The PEC performance of BiVO4 was enhanced by preparing the CoFeBi/BiVO4 photoanode using an ultrafast photoassisted electrodeposition method

BiVO4 is a promising material for water oxidation due to its suitable physical and chemical properties. However, the BiVO4 film has limitations such as poor electron transport, surface charge recombination, and low catalytic activity, which affect its performance. To address these issues, under light assistance (AM 1.5G), we employed a simple electrodeposition method to selectively react the film for only 10 seconds in a 1 M potassium borate electrolyte (pH = 9.5) containing iron and cobalt sources. This method allowed for the fast loading of bimetallic borate compounds onto the vanadium-bismuth oxide photoanode, resulting in efficient photoelectrochemical (PEC) water splitting.
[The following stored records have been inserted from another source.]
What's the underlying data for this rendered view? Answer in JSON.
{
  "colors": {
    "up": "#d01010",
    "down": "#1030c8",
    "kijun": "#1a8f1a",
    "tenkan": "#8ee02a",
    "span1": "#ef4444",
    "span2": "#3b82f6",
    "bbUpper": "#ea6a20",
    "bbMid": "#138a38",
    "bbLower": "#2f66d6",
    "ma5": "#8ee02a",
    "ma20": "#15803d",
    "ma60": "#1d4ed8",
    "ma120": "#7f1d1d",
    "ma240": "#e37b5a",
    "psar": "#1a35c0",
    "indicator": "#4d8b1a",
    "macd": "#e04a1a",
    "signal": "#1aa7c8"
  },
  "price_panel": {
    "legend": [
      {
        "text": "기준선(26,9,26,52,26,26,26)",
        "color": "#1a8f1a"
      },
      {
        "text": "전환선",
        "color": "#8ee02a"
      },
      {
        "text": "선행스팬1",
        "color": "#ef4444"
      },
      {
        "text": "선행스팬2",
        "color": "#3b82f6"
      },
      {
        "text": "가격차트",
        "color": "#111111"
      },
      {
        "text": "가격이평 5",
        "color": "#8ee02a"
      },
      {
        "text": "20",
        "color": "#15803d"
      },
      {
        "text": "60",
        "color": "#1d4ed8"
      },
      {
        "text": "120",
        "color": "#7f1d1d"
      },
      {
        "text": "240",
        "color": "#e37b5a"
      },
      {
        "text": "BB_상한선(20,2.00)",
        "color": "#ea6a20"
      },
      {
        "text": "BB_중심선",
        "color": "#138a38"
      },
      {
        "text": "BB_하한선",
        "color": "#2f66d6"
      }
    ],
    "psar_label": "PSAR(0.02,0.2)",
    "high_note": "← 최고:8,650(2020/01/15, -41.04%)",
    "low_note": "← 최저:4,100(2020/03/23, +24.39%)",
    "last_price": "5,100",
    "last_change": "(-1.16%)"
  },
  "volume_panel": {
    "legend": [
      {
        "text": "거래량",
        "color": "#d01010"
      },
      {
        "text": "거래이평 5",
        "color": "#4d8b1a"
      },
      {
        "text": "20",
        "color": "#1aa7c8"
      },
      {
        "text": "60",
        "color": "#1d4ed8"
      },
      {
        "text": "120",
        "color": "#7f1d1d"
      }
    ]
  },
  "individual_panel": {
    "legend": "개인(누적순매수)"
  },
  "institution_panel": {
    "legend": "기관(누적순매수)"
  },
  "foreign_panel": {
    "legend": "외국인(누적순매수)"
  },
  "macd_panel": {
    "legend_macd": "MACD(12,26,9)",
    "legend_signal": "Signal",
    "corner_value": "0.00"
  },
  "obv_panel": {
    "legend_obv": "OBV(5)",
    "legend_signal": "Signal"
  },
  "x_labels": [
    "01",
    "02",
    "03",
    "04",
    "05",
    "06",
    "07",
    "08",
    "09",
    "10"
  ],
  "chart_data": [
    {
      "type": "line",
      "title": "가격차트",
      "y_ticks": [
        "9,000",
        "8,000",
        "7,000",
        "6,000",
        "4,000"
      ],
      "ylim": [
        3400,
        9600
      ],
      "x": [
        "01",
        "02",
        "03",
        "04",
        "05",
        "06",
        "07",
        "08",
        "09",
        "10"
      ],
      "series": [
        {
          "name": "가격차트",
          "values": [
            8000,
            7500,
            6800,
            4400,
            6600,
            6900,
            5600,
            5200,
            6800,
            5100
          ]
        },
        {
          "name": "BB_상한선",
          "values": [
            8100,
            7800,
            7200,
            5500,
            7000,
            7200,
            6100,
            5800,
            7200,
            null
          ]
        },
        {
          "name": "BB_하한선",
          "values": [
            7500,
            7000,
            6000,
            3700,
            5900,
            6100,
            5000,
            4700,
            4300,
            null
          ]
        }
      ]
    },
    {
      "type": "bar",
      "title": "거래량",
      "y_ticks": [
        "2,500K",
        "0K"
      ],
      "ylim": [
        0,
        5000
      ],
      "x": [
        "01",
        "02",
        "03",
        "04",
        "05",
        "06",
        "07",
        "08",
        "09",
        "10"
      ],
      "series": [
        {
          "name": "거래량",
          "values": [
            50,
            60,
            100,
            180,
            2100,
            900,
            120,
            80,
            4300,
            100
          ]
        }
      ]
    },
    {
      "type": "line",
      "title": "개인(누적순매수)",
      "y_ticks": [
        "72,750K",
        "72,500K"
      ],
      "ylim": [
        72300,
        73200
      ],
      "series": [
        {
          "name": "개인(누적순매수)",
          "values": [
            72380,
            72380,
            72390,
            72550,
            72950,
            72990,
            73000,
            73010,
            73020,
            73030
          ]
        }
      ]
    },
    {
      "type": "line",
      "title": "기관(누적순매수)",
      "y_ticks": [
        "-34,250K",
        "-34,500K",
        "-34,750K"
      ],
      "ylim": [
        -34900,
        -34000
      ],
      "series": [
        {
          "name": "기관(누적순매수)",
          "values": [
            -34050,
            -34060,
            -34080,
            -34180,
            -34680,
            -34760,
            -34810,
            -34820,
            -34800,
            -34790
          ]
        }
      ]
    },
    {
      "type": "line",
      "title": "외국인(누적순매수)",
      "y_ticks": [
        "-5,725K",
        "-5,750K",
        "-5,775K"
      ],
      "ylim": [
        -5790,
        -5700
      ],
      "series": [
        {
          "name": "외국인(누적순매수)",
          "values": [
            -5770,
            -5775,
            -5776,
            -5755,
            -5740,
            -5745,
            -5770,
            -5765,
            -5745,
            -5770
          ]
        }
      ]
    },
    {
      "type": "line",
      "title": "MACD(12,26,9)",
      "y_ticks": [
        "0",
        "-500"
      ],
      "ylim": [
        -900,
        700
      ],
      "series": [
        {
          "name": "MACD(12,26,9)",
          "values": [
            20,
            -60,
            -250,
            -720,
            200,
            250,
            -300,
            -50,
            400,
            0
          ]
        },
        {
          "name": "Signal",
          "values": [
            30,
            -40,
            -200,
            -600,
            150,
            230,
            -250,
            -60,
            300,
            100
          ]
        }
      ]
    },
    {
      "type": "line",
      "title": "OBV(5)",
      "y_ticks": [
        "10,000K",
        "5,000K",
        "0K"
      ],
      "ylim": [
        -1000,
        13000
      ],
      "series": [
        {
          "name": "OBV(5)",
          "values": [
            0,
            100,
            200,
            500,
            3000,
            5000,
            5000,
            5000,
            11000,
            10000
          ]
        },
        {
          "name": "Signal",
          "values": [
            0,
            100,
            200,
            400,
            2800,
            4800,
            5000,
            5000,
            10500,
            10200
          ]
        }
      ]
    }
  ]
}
The modification of the BiVO4 electrode through this process reduces the electron-hole composite rate, thereby improving PEC performance, photocurrent, and oxygen release. The CoFeBi/BiVO4 photoanode demonstrated a significant photocurrent density of 4.4 mA cm(-2) at 1.23 V vs. RHE, which is approximately 2.6 times higher than that of BiVO4. This improvement can be attributed primarily to the synergistic effect of the cobalt-iron-based cocatalyst, which exhibits outstanding water oxidation activity through its Fe3+ and Co2+ active sites. This work introduces a new research pathway for applications in photovoltaics and photoelectrochemical water splitting.

Automated summary

BiVO4 is a promising material for water oxidation, but its film has limitations that affect its performance. In this study, a simple electrodeposition method was used to modify the BiVO4 film under light assistance, resulting in improved photoelectrochemical performance and photocurrent density. This research opens up new research pathways for applications in photovoltaics and photoelectrochemical water splitting.